"I have four youthful Mercuries, of ebon color, attending me, who, on the march, carry my personal weapons of defense. I do not need so many persons to wait on me, but such is their pleasure. They find their reward in the liberal leavings of the table. If I have a goat killed for European men, half of it suffices for two days for us. When it becomes slightly tainted, my Mercuries will beg for it, and devour it at a single sitting. Just outside of the door of my hut are about two dozen of my men sitting, squatted in a circle and stringing beads. A necklace of beads is each man's daily sum wherewith to buy food. I have now a little over one hundred and sixty men. Imagine one hundred and sixty necklaces given each day for the last three months—in the aggregate the sum amounts to fourteen thousand necklaces—in a year to fifty-eight thousand four hundred. A necklace of ordinary beads is cheap enough in the States, but the expense of carriage makes a necklace here equal to about twenty-five cents in value. For a necklace I can buy a chicken, or a peck of sweet potatoes, or half a peck of grain.

"I left the coast with about forty thousand yards of cloth, which, in the States, would be worth about twelve and a half cents a yard, or altogether about five thousand dollars—the expense of portage, as far as this lake, makes each yard worth about fifty cents. Two yards of cloth will purchase a goat or sheep; thirty will purchase an ox; fifteen yards are enough to purchase rations for the entire caravan."

Why these naked savages put such a high value on cloth, none of these African explorers informs us. We can understand why they should like beads, brass wire, shells and trinkets of all sorts. They certainly use very little cloth on their persons.

He adds: "These are a few of the particulars of our domestic affairs. The expedition is divided into eight squads of twenty men each, with an experienced man over each squad. They are all armed with Snider's percussion-lock muskets. A dozen or so of the most faithful have a brace of revolvers in addition to other arms."

He then goes on to speak of the battles he has fought, and it is but just to him to give his feelings as he describes them in confidential private correspondence, on being compelled to kill the savages. He says: "As God is my judge, I would prefer paying tribute, and making these savages friends rather than enemies. But some of these people are cursed with such delirious ferocity that we are compelled to defend ourselves.
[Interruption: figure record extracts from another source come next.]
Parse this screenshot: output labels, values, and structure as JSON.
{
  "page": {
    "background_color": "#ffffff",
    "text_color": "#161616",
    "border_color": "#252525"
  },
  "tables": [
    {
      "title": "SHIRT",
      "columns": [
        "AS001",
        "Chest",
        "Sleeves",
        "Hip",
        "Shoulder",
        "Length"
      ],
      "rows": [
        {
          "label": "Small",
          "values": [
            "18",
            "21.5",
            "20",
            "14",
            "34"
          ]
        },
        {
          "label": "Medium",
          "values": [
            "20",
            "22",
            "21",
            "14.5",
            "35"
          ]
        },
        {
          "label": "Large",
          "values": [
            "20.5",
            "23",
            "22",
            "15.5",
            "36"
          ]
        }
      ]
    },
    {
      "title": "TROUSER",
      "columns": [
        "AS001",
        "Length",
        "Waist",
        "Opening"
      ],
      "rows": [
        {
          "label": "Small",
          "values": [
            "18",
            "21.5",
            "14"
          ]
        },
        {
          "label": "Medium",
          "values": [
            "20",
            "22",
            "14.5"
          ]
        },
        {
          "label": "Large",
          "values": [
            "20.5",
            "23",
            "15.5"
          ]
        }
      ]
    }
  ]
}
They attack in such numbers and so sudden, that our repeating rifles and Sniders have to be handled with such nervous rapidity as will force them back before we are forced to death; for if we allow them to come within forty yards, their spears are as fatal as bullets; their spears make fearful wounds, while their contemptible-looking arrows are as deadly weapons. * * * Since I left Zanzibar, I have traveled seven hundred and twenty miles by land and a thousand miles by water. This is a good six months' work."


CHAPTER XVIII. EXPLORATIONS OF LAKE TANGANIKA.

It was with strange feelings that Stanley caught from the last ridge the sparkling waters of Tanganika. Sweet associations were awakened at the sight, as he remembered with what a thrilling heart he first saw it gleam in the landscape. Then it was the end of a long, wasting and perilous journey—the goal of his ambition, the realization of his fondest hopes; for on its shores he believed the object for which he had toiled so long was resting. No more welcome sight ever dawned on mortal eye than its waters as they spread away on the horizon; and though he should see it a hundred times, it will never appear to him like any other sheet of water. He has formed for it an attachment that will last forever; and whenever in imagination it rises before him, it will appear like the face of a friend.

As he now descended to Ujiji, it was with sensations as though he were once more entering civilized life, for there was something almost homelike about this Arab colony. People dressed in civilized garments were moving about the streets, cattle were coming down to the lake to drink, and domestic animals scattered here and there made quite a homelike scene.